Manila's lonely path over South China Sea
Greg Torode says Manila stands very much alone - for now - in its decision to take Beijing to UN arbitration over the South China Sea
It is probably just as well that Philippine lawyers and officials spent months quietly working out the strategy and legal steps required to force China to UN arbitration over the South China Sea. For, nearly three weeks after Manila launched its unprecedented action, it is increasingly clear that theirs will be a lonely road.
The sound of collective teeth sucking has been audible in pockets across Southeast Asia, particularly Singapore, amid fears the unilateral move will further dent the already battered hopes that the Association of Southeast Asian Nations and China can successfully negotiate an easing of tensions.
A Singaporean foreign ministry statement was noticeably bland, while an editorial in The Straits Times warned of the "provocative effect" of Manila's gambit and its threat to Asean-China efforts. The editorial noted that even if a judgment went the Philippines' way, Manila would have "no mandate or capacity to enforce it", so "other Asean claimants may be circumspect about following the Philippines' litigious lead".
In the words of one Singaporean scholar, it was hardly a ringing endorsement from a nation with a long track record of publicly urging China to clarify the controversial "nine-dash line" on which it bases its claim to virtually the entire South China Sea. Singapore is not a claimant but, like Indonesia, is close to the southern reach of the line.
Vietnam is a claimant and is the only other nation, along with China, to claim the Paracel and Spratly island groups in their entirety. Hanoi, too, was formally cautious, noting the rights of countries to take action under the UN Convention on the Law of the Sea. In private, however, there may have been a few champagne corks popped to celebrate an effort that, if it cracks open the Chinese claim, will create considerable relief in Vietnam.
Chinese state media, meanwhile, have chimed in. The People's Daily said "the Philippines speaking ill of China and attempt at internationalising the South China Sea issue" would damage its interests, Sino-Philippine ties and regional stability.
"No matter what tricks the Philippines plays, it cannot change the fact that the Nansha [Spratly] islands and their adjacent waters belong to China."
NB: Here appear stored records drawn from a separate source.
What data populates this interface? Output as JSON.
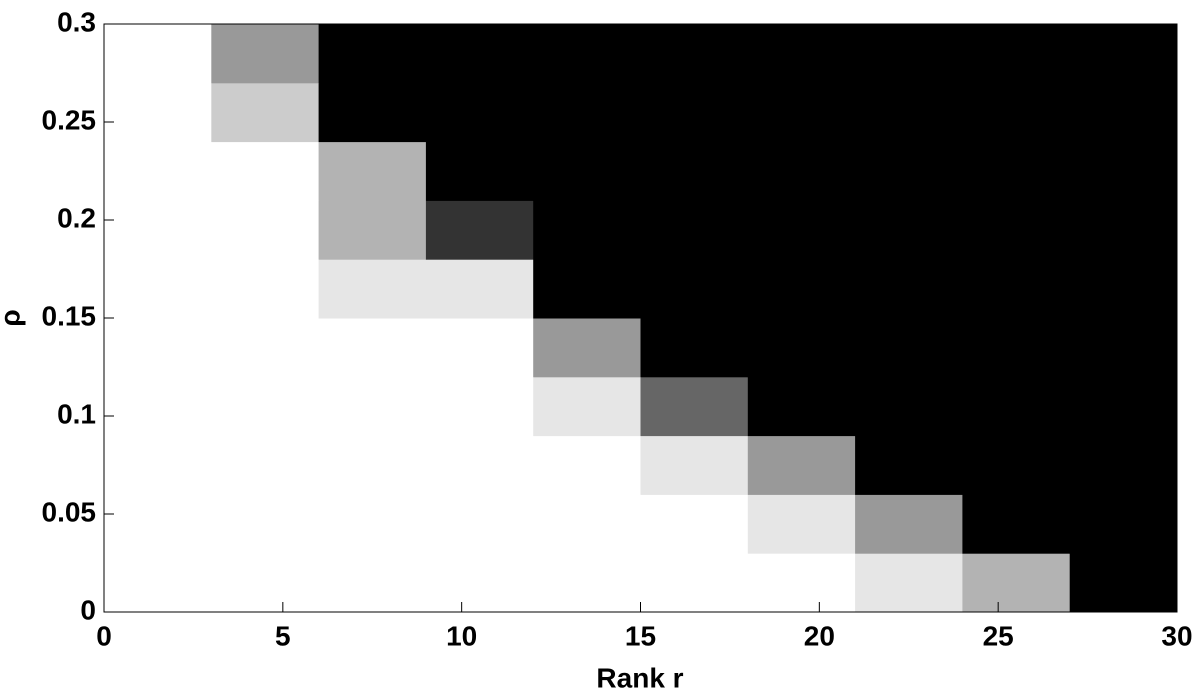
{
  "chart_data": {
    "type": "heatmap",
    "colormap": "gray",
    "xlabel": "Rank r",
    "ylabel": "ρ",
    "x_bins": [
      0,
      3,
      6,
      9,
      12,
      15,
      18,
      21,
      24,
      27,
      30
    ],
    "y_bins": [
      0,
      0.03,
      0.06,
      0.09,
      0.12,
      0.15,
      0.18,
      0.21,
      0.24,
      0.27,
      0.3
    ],
    "values": [
      [
        1,
        1,
        1,
        1,
        1,
        1,
        1,
        0.9,
        0.7,
        0
      ],
      [
        1,
        1,
        1,
        1,
        1,
        1,
        0.9,
        0.6,
        0,
        0
      ],
      [
        1,
        1,
        1,
        1,
        1,
        0.9,
        0.6,
        0,
        0,
        0
      ],
      [
        1,
        1,
        1,
        1,
        0.9,
        0.4,
        0,
        0,
        0,
        0
      ],
      [
        1,
        1,
        1,
        1,
        0.6,
        0,
        0,
        0,
        0,
        0
      ],
      [
        1,
        1,
        0.9,
        0.9,
        0,
        0,
        0,
        0,
        0,
        0
      ],
      [
        1,
        1,
        0.7,
        0.2,
        0,
        0,
        0,
        0,
        0,
        0
      ],
      [
        1,
        1,
        0.7,
        0,
        0,
        0,
        0,
        0,
        0,
        0
      ],
      [
        1,
        0.8,
        0,
        0,
        0,
        0,
        0,
        0,
        0,
        0
      ],
      [
        1,
        0.6,
        0,
        0,
        0,
        0,
        0,
        0,
        0,
        0
      ]
    ],
    "xlim": [
      0,
      30
    ],
    "xticks": [
      0,
      5,
      10,
      15,
      20,
      25,
      30
    ],
    "ylim": [
      0,
      0.3
    ],
    "yticks": [
      0,
      0.05,
      0.1,
      0.15,
      0.2,
      0.25,
      0.3
    ]
  }
}
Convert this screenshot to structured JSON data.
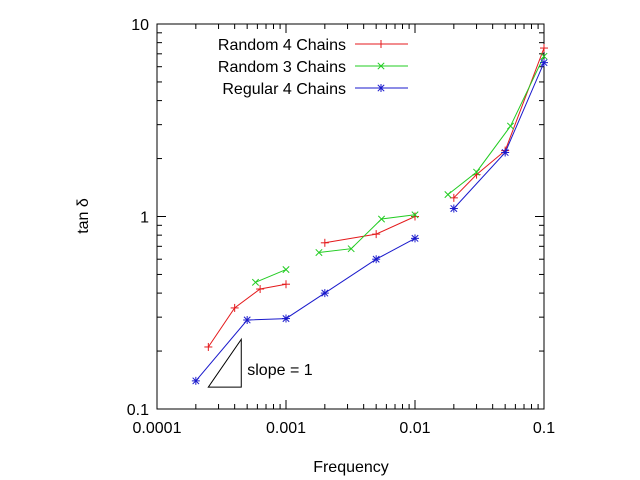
{
  "chart_data": {
    "type": "line",
    "title": "",
    "xlabel": "Frequency",
    "ylabel": "tan δ",
    "xscale": "log",
    "yscale": "log",
    "xlim": [
      0.0001,
      0.1
    ],
    "ylim": [
      0.1,
      10
    ],
    "x_ticks": [
      0.0001,
      0.001,
      0.01,
      0.1
    ],
    "x_tick_labels": [
      "0.0001",
      "0.001",
      "0.01",
      "0.1"
    ],
    "y_ticks": [
      0.1,
      1,
      10
    ],
    "y_tick_labels": [
      "0.1",
      "1",
      "10"
    ],
    "grid": false,
    "legend_position": "top-left",
    "series": [
      {
        "name": "Random 4 Chains",
        "color": "#e41a1c",
        "marker": "plus",
        "segments": [
          [
            [
              0.00025,
              0.21
            ],
            [
              0.0004,
              0.335
            ],
            [
              0.00063,
              0.42
            ],
            [
              0.001,
              0.445
            ]
          ],
          [
            [
              0.002,
              0.73
            ],
            [
              0.005,
              0.81
            ],
            [
              0.01,
              1.0
            ]
          ],
          [
            [
              0.02,
              1.25
            ],
            [
              0.03,
              1.65
            ],
            [
              0.05,
              2.2
            ],
            [
              0.1,
              7.5
            ]
          ]
        ]
      },
      {
        "name": "Random 3 Chains",
        "color": "#22cc22",
        "marker": "cross",
        "segments": [
          [
            [
              0.00058,
              0.455
            ],
            [
              0.001,
              0.53
            ]
          ],
          [
            [
              0.0018,
              0.65
            ],
            [
              0.0032,
              0.68
            ],
            [
              0.0055,
              0.97
            ],
            [
              0.01,
              1.02
            ]
          ],
          [
            [
              0.018,
              1.3
            ],
            [
              0.03,
              1.7
            ],
            [
              0.055,
              2.95
            ],
            [
              0.1,
              6.8
            ]
          ]
        ]
      },
      {
        "name": "Regular 4 Chains",
        "color": "#1a1acc",
        "marker": "star",
        "segments": [
          [
            [
              0.0002,
              0.14
            ],
            [
              0.0005,
              0.29
            ],
            [
              0.001,
              0.295
            ],
            [
              0.002,
              0.4
            ],
            [
              0.005,
              0.6
            ],
            [
              0.01,
              0.77
            ]
          ],
          [
            [
              0.02,
              1.1
            ],
            [
              0.05,
              2.15
            ],
            [
              0.1,
              6.3
            ]
          ]
        ]
      }
    ],
    "annotations": [
      {
        "type": "slope-triangle",
        "label": "slope = 1",
        "x_range": [
          0.00025,
          0.00045
        ],
        "y_range": [
          0.13,
          0.23
        ]
      }
    ]
  }
}
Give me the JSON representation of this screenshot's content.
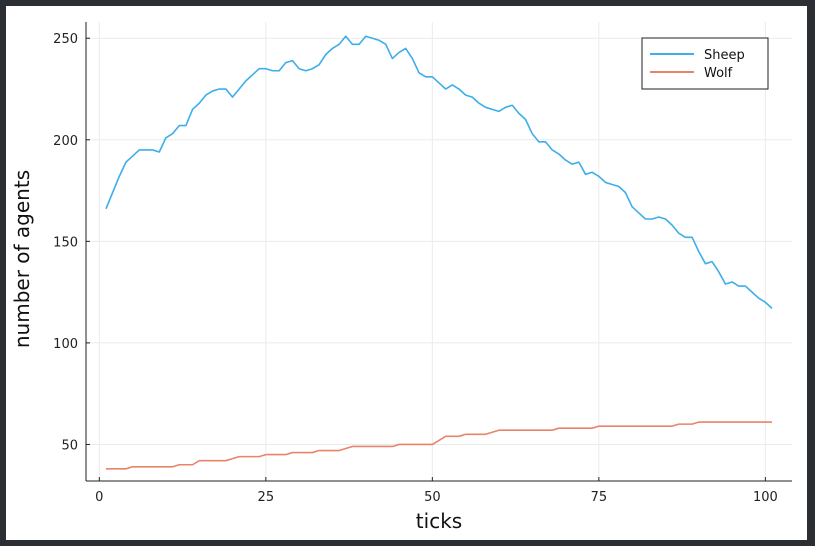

As they brace themselves for economic and political fallout from a fight that could last as long as four years, Philippine officials angrily deny that the step is some kind of a stunt or trick. "Whoever says or thinks that has got us completely wrong," one senior official said. "For us, this legal fight is very, very real."
With Chinese vessels now stationed permanently at Scarborough Shoal - something Australia-based South China Sea scholar Carl Thayer describes as an "annexation" - Manila says it is simply playing one of the last cards it has left. A top-drawer Washington law firm has been engaged for the effort.
"From our perspective, our sovereignty is under direct threat, so what else can we do? We're fully prepared to go it alone on this one," the official said.
Judging by the reaction of Manila's peers in Asean, they might have to - for some time yet, at least.